See the Florida FWC’s website (link below) for a very good list of tips to increase fish survivability. Here are some of my favorites, from them and my own experience:
- The bigger a fish is, the worse taking it out of the water is for it, because of gravity’s effect on organs and body
parts. 2. Never pull a fish up onto the beach, or worse, the rocks, where it can bang its head, lose slime, and suffocate. 3. Never hold a big fish vertically, as with a boga grip. This is a totally unnatural position and their skeleton and internal
organs are not built for it. The head will actually partially detach from the body, and the fish will die a slow death from starvation. Instead support the fish horizontally with one hand just behind the gills or, if necessary, by the jaw, and the other hand under the belly, preferably to the tail side of the belly for better balance. 4. Never grab a fish by the gills, period. 5. Don’t try to remove a hook from a fish’s gill rakers. The fish will almost surely bleed out and die. Instead, cut the leader as close to the hook as possible. The hook will rust out in a matter of days, and the fish, if handled properly, should be tough enough to survive until that happens. Avoid using stainless steel hooks for this reason. 6. Instead of bringing a fish up into a boat, try to take the picture with the fish boatside at water level, as is commonly done with tarpon.
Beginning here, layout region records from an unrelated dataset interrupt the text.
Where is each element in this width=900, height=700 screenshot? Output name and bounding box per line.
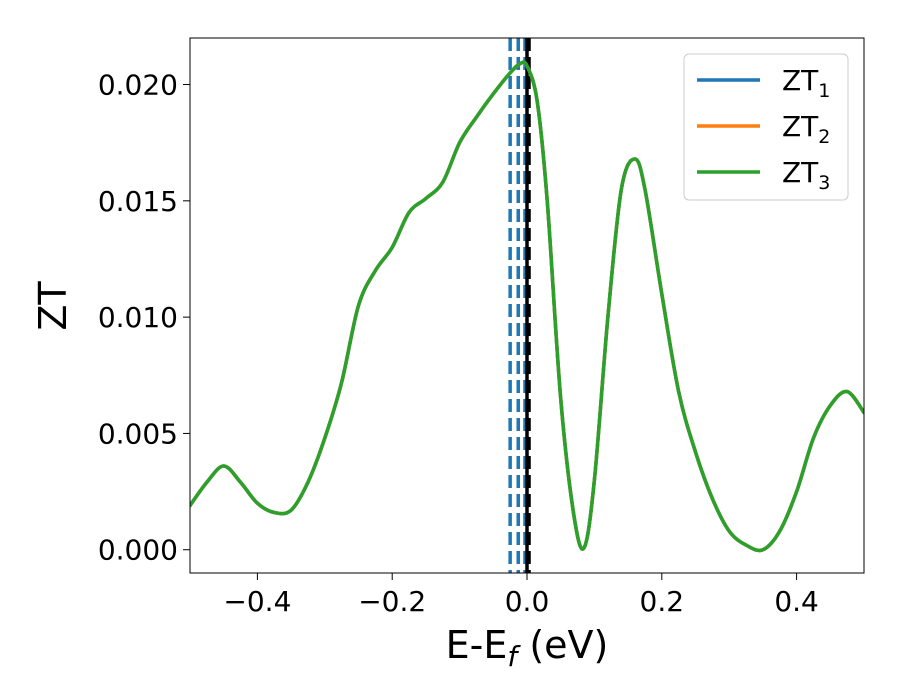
legend-label-1: ZT1	[782, 64, 830, 102]
legend-box	[683, 53, 849, 201]
x-axis: −0.4 −0.2 0.0 0.2 0.4	[223, 573, 819, 618]
y-tick-label: 0.010	[98, 301, 178, 334]
y-axis-title: ZT	[31, 281, 75, 331]
reference-lines	[508, 38, 531, 573]
y-axis: 0.000 0.005 0.010 0.015 0.020	[98, 69, 190, 567]
x-tick-label: 0.4	[774, 585, 819, 618]
series-lines	[190, 60, 864, 553]
legend-label-2: ZT2	[782, 110, 830, 148]
x-axis-title: E-Ef (eV)	[446, 623, 609, 673]
x-tick-label: −0.2	[358, 585, 426, 618]
y-tick-label: 0.020	[98, 69, 178, 102]
legend-label-3: ZT3	[782, 156, 830, 194]
y-tick-label: 0.000	[98, 534, 178, 567]
x-tick-label: 0.0	[505, 585, 550, 618]
series-line-3	[190, 60, 864, 553]
x-tick-label: 0.2	[640, 585, 685, 618]
legend: ZT1 ZT2 ZT3	[683, 53, 849, 201]
y-tick-label: 0.005	[98, 417, 178, 450]
y-tick-label: 0.015	[98, 185, 178, 218]
x-tick-label: −0.4	[223, 585, 291, 618]
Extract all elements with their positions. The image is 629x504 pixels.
If you must bring a fish up to your level in a boat, try to hold it over the water so if it falls it doesn’t do a death bounce onto the boat. 7. Don’t move the fish forwards and backwards while releasing it. Backwards movement is unnatural and harmful. If the water is still, hold the fish in place. If there is current, always hold the fish head into the current. 8. Try barbless hooks. I know, to some people that is anathema. But trust me, you really won’t notice a difference in landing fish as long as you apply proper pressure. And it will save you so much trouble, and save the fish, when unhooking almost any fish, especially those hooked in tough spots. And if you ever hook yourself, you will thank me. 9. Get a release net for landing smaller fish out of a boat. This will significantly reduce fight and landing times. 10. Instead of taking a bunch of photos, put your phone on burst mode before you land a fish, so that you can take a bunch of photos per second, ensuring that you get at least one shot where you and the fish both look good.
I’m not perfect. In the past, I’ve placed some fish on the grass and the dirt to get photos. I’m sure I’ve held fish out of the water too long before, and taken too many pictures. But the point is that we can all do better. If we want good fishing to continue in this world of ever increasing population and fishing pressure then we all need to do our part to protect the resource. If it’s a choice between taking good care of a fish and getting a photo, choose the fish’s health! Making sure that a maximum number of our fish survive directly benefits our future selves as well as our fellow anglers.